L’esegesi consisterà allora in un «allentamento» (Auflockerung) dei legami interni, funzionali, che governano l’opera poetica e le conferiscono la sua forma attuale. L’esegesi – diremo – è dunque una modificazione profonda della struttura dell’opera: è quell’atto che forza il dato testuale, flette le sue giunture, spezza i vincoli prosodici e fa apparire, nell’opera stessa, uno spettro di possibilità ancora aperte. L’esegesi è lo sviluppo e il dispiegamento dei possibili che un testo poetico serba in sé, ancora inespressi. Per questo ogni autentica poesia, potremmo dire ancora, esige l’operazione esegetica.

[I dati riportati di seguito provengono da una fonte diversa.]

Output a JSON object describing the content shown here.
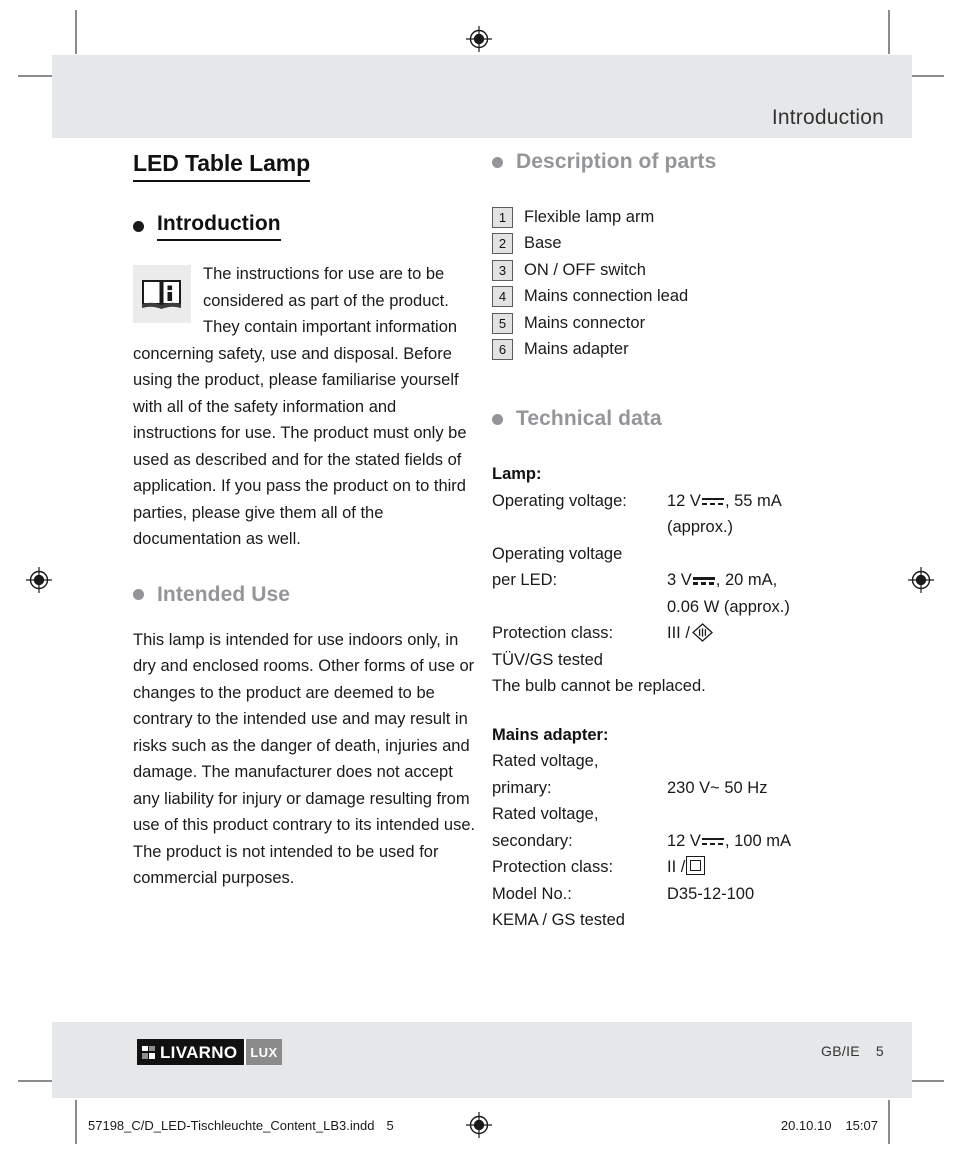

Come si sa, Benjamin scrisse negli anni del saggio sull’Opera d’arte quello sul teatro epico di Brecht, in una prima versione nel 1931 e poi in quella definitiva nel 1939. Questo teatro, diceva il testo del 1931, si distingue dagli altri poiché non richiede che il pubblico lo segua come una «massa ipnotizzata». E la stesura del ’39 precisava: il pubblico del teatro epico è un pubblico rilassato (entspanntes Publikum), che segue l’azione con distacco, un pubblico critico e allentato (gelockert). Il teatro brechtiano rappresentava per Benjamin, dunque, una tecnica di allentamento. E nella forza che distrugge la «quarta parete», nella cancellazione della differenza ovvero nella piena solidarietà tra attore e pubblico – come anche nell’ammirazione di Benjamin per il cinema privo di «attori» dell’avanguardia russa – riconosciamo il modello della politica o dell’esigenza comunista.
La classe rivoluzionaria è un rilassamento del pubblico. Il comunismo è un’azione di allentamento: scioglie tutte le catene sciogliendo quei legami aberranti (i miti biopolitici del territorio, della razza, della patria o del lavoro) che lo Stato dispone per organizzare l’ammasso casuale dei consumatori e contenerne le spinte dissolutorie. Sciogliendo questi legami (e la massa nella classe), il comunismo dispiega la potenza del nostro essere insieme (la nostra piena determinabilità). Dove c’è il divo-attore, dove si dà un maestro della posa (e sia anche una posa di sinistra), ci sono solo folla e fascismo. Il comunismo non riconosce nessun divo.